Yes, when they ask you to 'show' that the cartesian equation can be written in the form. What is the best stratergy to this?

[Cath-ay]

(Original post by mojopin1)
Yes, when they ask you to 'show' that the cartesian equation can be written in the form. What is the best stratergy to this?
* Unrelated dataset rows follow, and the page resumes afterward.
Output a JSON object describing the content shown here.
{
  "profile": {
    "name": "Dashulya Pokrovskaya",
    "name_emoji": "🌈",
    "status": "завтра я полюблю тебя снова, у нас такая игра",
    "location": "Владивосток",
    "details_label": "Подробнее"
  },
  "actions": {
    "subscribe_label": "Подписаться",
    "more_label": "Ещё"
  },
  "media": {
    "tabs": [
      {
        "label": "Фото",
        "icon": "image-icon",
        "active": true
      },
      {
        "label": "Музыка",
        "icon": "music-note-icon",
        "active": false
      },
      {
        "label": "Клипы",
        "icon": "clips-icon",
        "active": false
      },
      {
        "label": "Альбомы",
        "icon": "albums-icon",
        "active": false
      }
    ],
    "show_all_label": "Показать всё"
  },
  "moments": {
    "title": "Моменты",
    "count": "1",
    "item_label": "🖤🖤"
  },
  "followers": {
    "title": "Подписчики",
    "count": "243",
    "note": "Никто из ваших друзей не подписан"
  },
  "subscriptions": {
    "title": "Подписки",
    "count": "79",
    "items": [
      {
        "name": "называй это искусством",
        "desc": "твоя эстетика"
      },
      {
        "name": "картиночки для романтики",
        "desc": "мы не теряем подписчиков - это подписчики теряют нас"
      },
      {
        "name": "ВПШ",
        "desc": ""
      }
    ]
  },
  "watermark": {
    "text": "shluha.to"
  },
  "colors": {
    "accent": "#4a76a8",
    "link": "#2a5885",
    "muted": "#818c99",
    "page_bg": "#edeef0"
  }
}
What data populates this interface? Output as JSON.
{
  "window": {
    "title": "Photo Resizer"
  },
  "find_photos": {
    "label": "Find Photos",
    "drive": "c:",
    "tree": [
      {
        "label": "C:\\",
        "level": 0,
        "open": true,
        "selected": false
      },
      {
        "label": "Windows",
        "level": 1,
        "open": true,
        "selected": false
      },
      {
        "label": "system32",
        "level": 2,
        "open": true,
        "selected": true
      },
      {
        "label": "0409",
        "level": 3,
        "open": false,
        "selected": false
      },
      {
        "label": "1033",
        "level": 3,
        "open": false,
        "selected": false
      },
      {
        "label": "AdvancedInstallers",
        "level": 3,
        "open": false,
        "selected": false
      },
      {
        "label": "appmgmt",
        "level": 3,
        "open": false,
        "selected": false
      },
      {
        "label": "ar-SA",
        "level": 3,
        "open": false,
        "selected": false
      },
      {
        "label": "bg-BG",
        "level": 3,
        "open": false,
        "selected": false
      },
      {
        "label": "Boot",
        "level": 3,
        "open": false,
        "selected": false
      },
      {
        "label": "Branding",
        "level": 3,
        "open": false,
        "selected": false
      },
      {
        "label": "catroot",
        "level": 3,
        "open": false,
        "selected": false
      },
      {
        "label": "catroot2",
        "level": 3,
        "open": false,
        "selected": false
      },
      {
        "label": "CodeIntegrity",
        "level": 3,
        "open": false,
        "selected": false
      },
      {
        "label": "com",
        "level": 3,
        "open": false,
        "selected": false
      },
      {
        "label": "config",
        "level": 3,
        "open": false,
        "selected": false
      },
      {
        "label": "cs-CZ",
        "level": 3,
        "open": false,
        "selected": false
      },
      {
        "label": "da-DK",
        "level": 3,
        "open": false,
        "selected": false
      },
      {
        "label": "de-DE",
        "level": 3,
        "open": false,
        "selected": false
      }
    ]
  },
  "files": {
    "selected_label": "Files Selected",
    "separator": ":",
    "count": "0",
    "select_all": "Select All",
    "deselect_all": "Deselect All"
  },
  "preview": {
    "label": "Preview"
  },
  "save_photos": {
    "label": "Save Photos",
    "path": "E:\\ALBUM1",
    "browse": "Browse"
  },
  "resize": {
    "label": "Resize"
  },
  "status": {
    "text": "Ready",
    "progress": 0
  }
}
It depends on the question... I'd say to attempt to pick out parts of the form which you can manipulate the x or y equation for.. Like if the form they ask for has x^2 somewhere, try squaring the x equation, maybe rearranging it a bit and substituting that in. Or if it's trig, possibly mess around with trig identities until it looks like it might fit the form. There can be quite a bit of trial and error involved. I find that the mark scheme provides some insight on how to do it too!

[ADA93]

Can anyone help me with jan 2012 question 1c? I don't understand how ln has been rearranged to get the answer! Thanks.

[Cath-ay]

(Original post by ADA93)
Can anyone help me with jan 2012 question 1c? I don't understand how ln has been rearranged to get the answer! Thanks.

after you've intergrated and inserted the limits, you need to use the log rules which you learnt from C2 to help you rearrange (ln is the natural logarithm)
-3ln3=-ln3^3=-ln27
ln5 - ln27 = ln(5/27)

[ADA93]

(Original post by Cath-ay)
after you've intergrated and inserted the limits, you need to use the log rules which you learnt from C2 to help you rearrange (ln is the natural logarithm)
-3ln3=-ln3^3=-ln27
ln5 - ln27 = ln(5/27)

Got it, thanks very much!

[kenau]

Hi Cathay
I only left one type of question don't know how to do it...
Can anyone help me the JUN 10 question 7c and 8?